Permane comunque la difficoltà di individuare un perimetro certo per le azioni sanzionabili o meno e per tracciare il discrimine tra spostamento consentito e sicuro e quello che poteva portare ad una possibile diffusione del virus sono sempre stati valutati su criteri estremamente generici, visto che spesso gli stessi epidemiologi hanno avuto difficoltà ad isolare con precisione quali fossero i veicoli di propagazione del virus se non dire che potenzialmente ogni spostamento poteva comportare un contagio, ad esempio come valutare una persona che aveva necessità di acquistare un determinato prodotto che poteva trovare solo in botteghe fuori dal proprio comune oppure portare a spasso il cane oltre il perimetro della propria abitazione era sanzionabile ?
Di fatto è impossibile valutare una risposta precisa dato che è stato rimesso alla discrezionalità del pubblico ufficiale valutare quali fossero i parametri maggiormente oggettivi per accertare l’esistenza o meno di una violazione delle misure restrittive, confidando soprattutto sul comportamento corretto degli agenti stessi e non sulla chiarezza del dettato normativo cosa che lasciato aperta la porta anche a possibili atti autoritativi o addirittura di abuso di potere di questi facilitati dalla fumosità della norma da applicare.
Perciò spesso ci possiamo trovare difronte a dei fondati motivi di contestazione, favoriti dalla genericità delle prescrizioni e dalla loro attuazione avvenuta a singhiozzo su tutto il territorio, oppure dall’interpretazione delle motivazioni che garantivano la possibilità di spostamento creando i presupposti per un forte contenzioso.
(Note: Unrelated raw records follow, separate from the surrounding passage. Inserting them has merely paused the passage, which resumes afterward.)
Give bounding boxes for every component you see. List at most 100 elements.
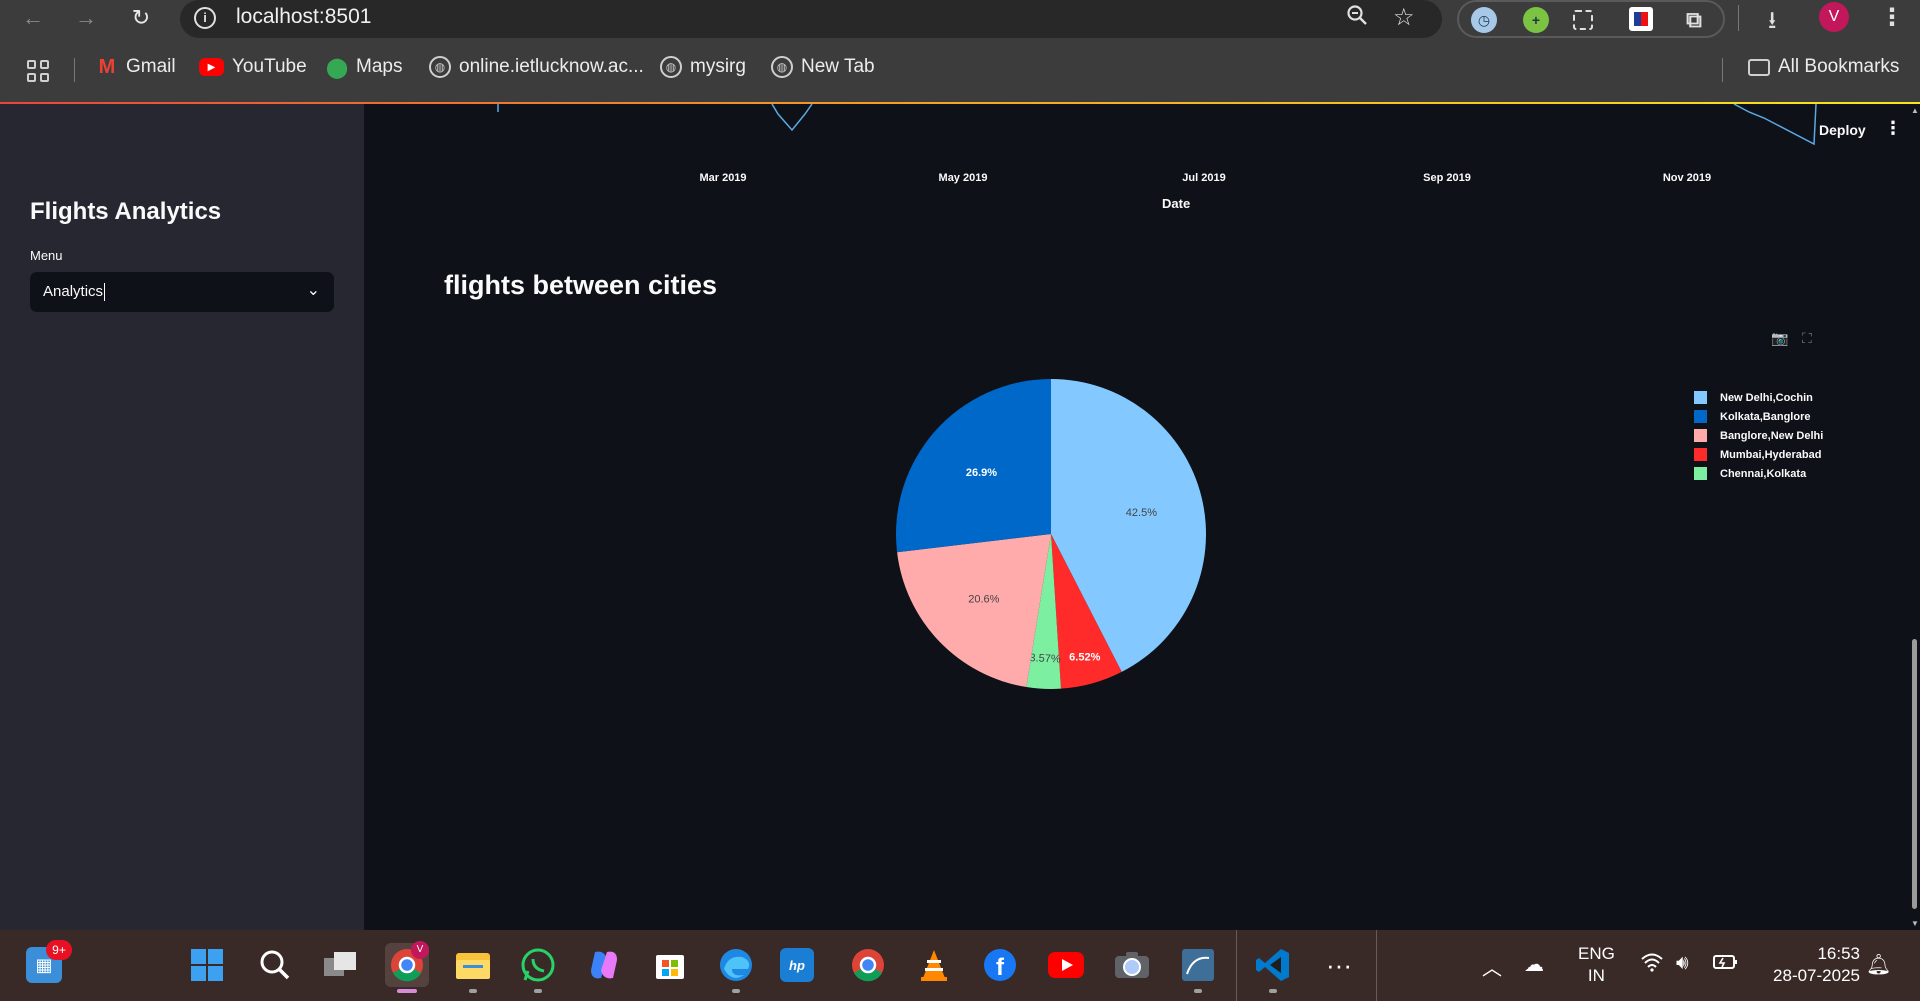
mysql-workbench-icon[interactable] xyxy=(1176,943,1220,987)
back-arrow-icon[interactable]: ← xyxy=(17,2,49,34)
bookmark-mysirg[interactable]: ◍ mysirg xyxy=(660,56,746,78)
bookmark-maps[interactable]: ⬤ Maps xyxy=(326,56,402,78)
vlc-icon[interactable] xyxy=(912,943,956,987)
folder-icon xyxy=(1748,59,1770,76)
bookmarks-bar: M Gmail ▶ YouTube ⬤ Maps ◍ online.ietluc… xyxy=(0,52,1920,88)
bookmark-star-icon[interactable]: ☆ xyxy=(1393,3,1415,32)
copilot-icon[interactable] xyxy=(582,943,626,987)
chart-legend: New Delhi,Cochin Kolkata,Banglore Banglore… xyxy=(1694,388,1823,483)
chrome-taskbar-icon[interactable]: V xyxy=(385,943,429,987)
battery-icon[interactable] xyxy=(1712,952,1738,976)
chevron-up-icon[interactable]: ︿ xyxy=(1482,952,1502,981)
myhp-icon[interactable]: hp xyxy=(780,948,814,982)
wifi-icon[interactable] xyxy=(1640,952,1664,978)
zoom-icon[interactable] xyxy=(1345,3,1369,34)
legend-label: Chennai,Kolkata xyxy=(1720,468,1806,480)
main-content: Mar 2019 May 2019 Jul 2019 Sep 2019 Nov … xyxy=(364,104,1920,930)
bookmark-label: mysirg xyxy=(690,56,746,78)
profile-avatar[interactable]: V xyxy=(1819,2,1849,32)
scroll-up-arrow-icon[interactable]: ▲ xyxy=(1911,106,1919,115)
language-indicator[interactable]: ENG IN xyxy=(1578,943,1615,987)
maps-pin-icon: ⬤ xyxy=(326,56,348,78)
task-view-icon[interactable] xyxy=(318,943,362,987)
page-scrollbar[interactable]: ▲ ▼ xyxy=(1909,104,1920,930)
system-clock[interactable]: 16:53 28-07-2025 xyxy=(1760,943,1860,987)
whatsapp-icon[interactable] xyxy=(516,943,560,987)
pie-slice-label: 42.5% xyxy=(1126,507,1157,519)
browser-toolbar: ← → ↻ i localhost:8501 ☆ ◷ + ⧉ ⭳ V ⋮ xyxy=(0,0,1920,36)
pie-slice-label: 26.9% xyxy=(966,467,997,479)
bookmark-divider xyxy=(1722,58,1723,82)
legend-swatch xyxy=(1694,448,1707,461)
gmail-icon: M xyxy=(96,56,118,78)
notification-badge: 9+ xyxy=(46,940,72,960)
url-text[interactable]: localhost:8501 xyxy=(236,5,371,29)
browser-menu-icon[interactable]: ⋮ xyxy=(1880,3,1904,32)
edge-icon[interactable] xyxy=(714,943,758,987)
more-apps-icon[interactable]: ··· xyxy=(1317,943,1361,987)
bookmark-label: New Tab xyxy=(801,56,875,78)
chevron-down-icon[interactable]: ⌄ xyxy=(307,280,320,300)
scroll-down-arrow-icon[interactable]: ▼ xyxy=(1911,919,1919,928)
globe-icon: ◍ xyxy=(429,56,451,78)
bookmark-ietlucknow[interactable]: ◍ online.ietlucknow.ac... xyxy=(429,56,644,78)
youtube-app-icon[interactable] xyxy=(1044,943,1088,987)
pie-slice-label: 6.52% xyxy=(1069,652,1100,664)
legend-swatch xyxy=(1694,391,1707,404)
windows-taskbar: ▦ 9+ V hp f xyxy=(0,930,1920,1001)
file-explorer-icon[interactable] xyxy=(451,943,495,987)
windows-start-icon[interactable] xyxy=(185,943,229,987)
address-bar[interactable]: i localhost:8501 ☆ xyxy=(180,0,1442,38)
clock-time: 16:53 xyxy=(1760,943,1860,965)
extension-timer-icon[interactable]: ◷ xyxy=(1471,7,1497,33)
taskbar-divider xyxy=(1376,930,1377,1001)
microsoft-store-icon[interactable] xyxy=(648,943,692,987)
browser-chrome: ← → ↻ i localhost:8501 ☆ ◷ + ⧉ ⭳ V ⋮ M G… xyxy=(0,0,1920,103)
download-icon[interactable]: ⭳ xyxy=(1768,3,1776,44)
legend-item[interactable]: Mumbai,Hyderabad xyxy=(1694,445,1823,464)
forward-arrow-icon[interactable]: → xyxy=(70,2,102,34)
bookmark-gmail[interactable]: M Gmail xyxy=(96,56,176,78)
volume-icon[interactable]: 🔊︎ xyxy=(1676,952,1689,975)
all-bookmarks-label: All Bookmarks xyxy=(1778,56,1899,78)
extensions-puzzle-icon[interactable]: ⧉ xyxy=(1681,7,1707,33)
legend-item[interactable]: Kolkata,Banglore xyxy=(1694,407,1823,426)
globe-icon: ◍ xyxy=(660,56,682,78)
pie-chart: 42.5%6.52%3.57%20.6%26.9% xyxy=(364,104,1904,930)
legend-label: New Delhi,Cochin xyxy=(1720,392,1813,404)
extension-plus-icon[interactable]: + xyxy=(1523,7,1549,33)
pie-slice[interactable] xyxy=(897,534,1051,687)
site-info-icon[interactable]: i xyxy=(194,7,216,29)
camera-app-icon[interactable] xyxy=(1110,943,1154,987)
pie-slice-label: 3.57% xyxy=(1029,652,1061,665)
chrome-profile-icon[interactable] xyxy=(846,943,890,987)
youtube-icon: ▶ xyxy=(199,58,224,76)
onedrive-cloud-icon[interactable]: ☁ xyxy=(1524,952,1544,977)
menu-select[interactable]: Analytics ⌄ xyxy=(30,272,334,312)
all-bookmarks-button[interactable]: All Bookmarks xyxy=(1748,56,1899,78)
extensions-group: ◷ + ⧉ xyxy=(1457,0,1725,38)
legend-item[interactable]: Chennai,Kolkata xyxy=(1694,464,1823,483)
reload-icon[interactable]: ↻ xyxy=(125,2,157,34)
toolbar-divider xyxy=(1738,5,1739,31)
search-icon[interactable] xyxy=(253,943,297,987)
sidebar: Flights Analytics Menu Analytics ⌄ xyxy=(0,104,364,930)
notifications-bell-icon[interactable]: 🔔︎ xyxy=(1866,952,1891,977)
bookmark-youtube[interactable]: ▶ YouTube xyxy=(199,56,307,78)
legend-item[interactable]: New Delhi,Cochin xyxy=(1694,388,1823,407)
bookmark-label: Gmail xyxy=(126,56,176,78)
extension-capture-icon[interactable] xyxy=(1573,10,1593,30)
scrollbar-thumb[interactable] xyxy=(1912,639,1917,909)
vscode-icon[interactable] xyxy=(1251,943,1295,987)
pie-slice[interactable] xyxy=(896,379,1051,552)
bookmark-new-tab[interactable]: ◍ New Tab xyxy=(771,56,875,78)
bookmark-label: Maps xyxy=(356,56,402,78)
menu-select-value[interactable]: Analytics xyxy=(43,283,105,301)
region-code: IN xyxy=(1578,965,1615,987)
extension-flag-icon[interactable] xyxy=(1629,7,1653,31)
facebook-icon[interactable]: f xyxy=(978,943,1022,987)
legend-label: Mumbai,Hyderabad xyxy=(1720,449,1821,461)
taskbar-divider xyxy=(1236,930,1237,1001)
legend-item[interactable]: Banglore,New Delhi xyxy=(1694,426,1823,445)
clock-date: 28-07-2025 xyxy=(1760,965,1860,987)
Questa, insieme all’introduzione delle sospensioni per il pagamento sopra dette in palese contrasto con il concetto di urgenza e prevenzione ragione per cui sono nate le sanzioni, è, se ce ne fosse bisogno, un ulteriore dimostrazione della difficoltà incontrata dal legislatore a giustificare la limitazione degli spostamenti dei cittadini all’interno del paese così da salvaguardare l’incolumità pubblica evitando possibili contagi però in palese contrasto oltre che con il citato principio costituzionale della libertà di movimento sul suolo nazionale anche con quello più generale di autonomia e determinazione della persona.
La questione in sé ha fatto sorgere dubbi a vari giuristi in ordine anche agli strumenti legislativi inadatti a decidere su limitazioni tanto gravi, essendo state in un primo momento emesse attraverso un Dpcm e non votate in maniera organica dal parlamento, contribuendo a creare il caos che ha lasciato sia gli operatori di giustizia che i cittadini davanti a grosse incertezze nel momento dell’applicazione prima e i Giudici ora al momento di decidere i vari ricorsi.